Discussion on legal issues
[16] Put in simple terms, s 128 permits the confiscation of a motor vehicle owned by someone convicted of an offence specified in s 128(1)(b) where it was being used in specified ways in relation to the offence. The power to confiscate arises even if it is a first offence.
[17] Section 129, which follows, simply makes it mandatory to confiscate the motor vehicle after a second offence, in the circumstances described in that section, unless certain specified exceptions apply. Section 129A also deals with a specific category of offence requiring mandatory confiscation.
[18] The respective permissive and mandatory requirements of ss 128, 129 and
129A are reflected in the language of s 129B(1)(b) which refer to circumstances that would either “permit or require the confiscation of a motor vehicle under section 128, 129 or 129A if the offender owned or had an interest in it at the time of conviction”(emphasis added). Thus the requirement to issue a s 129B caution is not simply engaged when the Court would have confiscated the motor vehicle under ss 128, 129 or 129A, but also where it could have, that is, where it was permitted to even if it chose not to.
[19] I am satisfied that such an interpretation is driven by the plain language of the words, but it also reflects the statutory purpose of these provisions. These provisions were inserted by s 7 of the Sentencing (Vehicle Confiscation) Amendment Act 2009. The purpose of that Act, as described in s 4, is to reduce traffic offending by strengthening the powers of the Courts to order the confiscation of motor vehicles, and by empowering the Courts to order the destruction of motor vehicles used by persistent illegal street racing offenders. In particular, the legislation permits the confiscation of a motor vehicle owned by a third party, where that person has received a written caution and thus been warned about the consequences of the offender continuing to offend in that person’s vehicle.

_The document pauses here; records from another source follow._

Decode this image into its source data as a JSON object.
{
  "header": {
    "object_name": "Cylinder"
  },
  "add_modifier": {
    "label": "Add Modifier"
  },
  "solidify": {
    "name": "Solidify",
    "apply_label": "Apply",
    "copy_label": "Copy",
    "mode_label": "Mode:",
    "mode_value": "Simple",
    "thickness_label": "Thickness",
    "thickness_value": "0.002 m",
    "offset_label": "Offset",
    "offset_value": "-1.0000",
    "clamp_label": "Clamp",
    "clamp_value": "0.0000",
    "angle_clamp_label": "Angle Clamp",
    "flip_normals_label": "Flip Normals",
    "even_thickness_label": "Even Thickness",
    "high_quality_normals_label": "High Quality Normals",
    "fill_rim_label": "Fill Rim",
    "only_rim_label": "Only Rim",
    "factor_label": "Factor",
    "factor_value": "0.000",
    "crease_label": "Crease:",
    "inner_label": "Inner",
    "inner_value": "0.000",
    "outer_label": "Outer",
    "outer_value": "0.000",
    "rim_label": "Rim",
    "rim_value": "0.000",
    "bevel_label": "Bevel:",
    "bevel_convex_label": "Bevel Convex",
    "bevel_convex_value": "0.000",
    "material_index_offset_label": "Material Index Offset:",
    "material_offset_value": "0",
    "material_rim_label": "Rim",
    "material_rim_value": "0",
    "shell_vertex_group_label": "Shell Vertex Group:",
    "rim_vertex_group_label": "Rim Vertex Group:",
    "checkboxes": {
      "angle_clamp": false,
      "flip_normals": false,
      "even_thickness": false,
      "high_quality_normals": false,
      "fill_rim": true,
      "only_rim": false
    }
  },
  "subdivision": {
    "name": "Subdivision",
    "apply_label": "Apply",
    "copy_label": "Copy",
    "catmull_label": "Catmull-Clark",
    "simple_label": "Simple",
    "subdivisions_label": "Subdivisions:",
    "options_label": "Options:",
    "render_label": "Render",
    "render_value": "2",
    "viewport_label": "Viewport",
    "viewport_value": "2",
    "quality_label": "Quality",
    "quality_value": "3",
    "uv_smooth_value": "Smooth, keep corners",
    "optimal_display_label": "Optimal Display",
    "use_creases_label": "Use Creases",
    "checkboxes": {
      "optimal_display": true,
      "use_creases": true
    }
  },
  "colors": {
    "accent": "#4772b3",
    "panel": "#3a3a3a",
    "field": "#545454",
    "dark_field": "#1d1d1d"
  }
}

[20] An offender can have their vehicle confiscated on a first offence, must have it confiscated on the second offence and must have it confiscated and destroyed after a third illegal street racing offence, subject only to some express statutory exceptions. A substitute for the offender can only have their car confiscated following receipt of an official warning. That power would be diluted if the official warning was only ever exercised in the circumstances when the actual owner would in fact have had their vehicle confiscated. It makes sense that an owner of a vehicle is warned of the risk of becoming a substitute for the offender that risk on the first offence, so that the
powers of confiscation can be exercised on the second or subsequent offence as envisaged by the legislation.
Outcome
[21] Accordingly:
(a) I grant leave to appeal the question of law; (b) I determine the question of law as follows:
The District Court Judge erred in law by concluding he could not issue a written caution to the registered owner of the vehicle under s 129B of the Sentencing Act 2002, because, where the Court would have either a discretion or an obligation to confiscate the motor vehicle under s 128, 129 or 129A if the offender owned or had an interest in it at the time of the conviction, the Court must issue a written caution to the registered owner of the motor vehicle, except in the circumstances described in s 129B(3).
[22] The outcome of this appeal does not, of course, affect the outcome for the respondent. However, it does set aside the District Court Judge’s ruling on whether to issue a written caution under s 129B. The matter is to be referred back to the District Court to reconsider whether a s 129B caution should be issued to the owner of the Mitsubishi vehicle which was involved in the offence.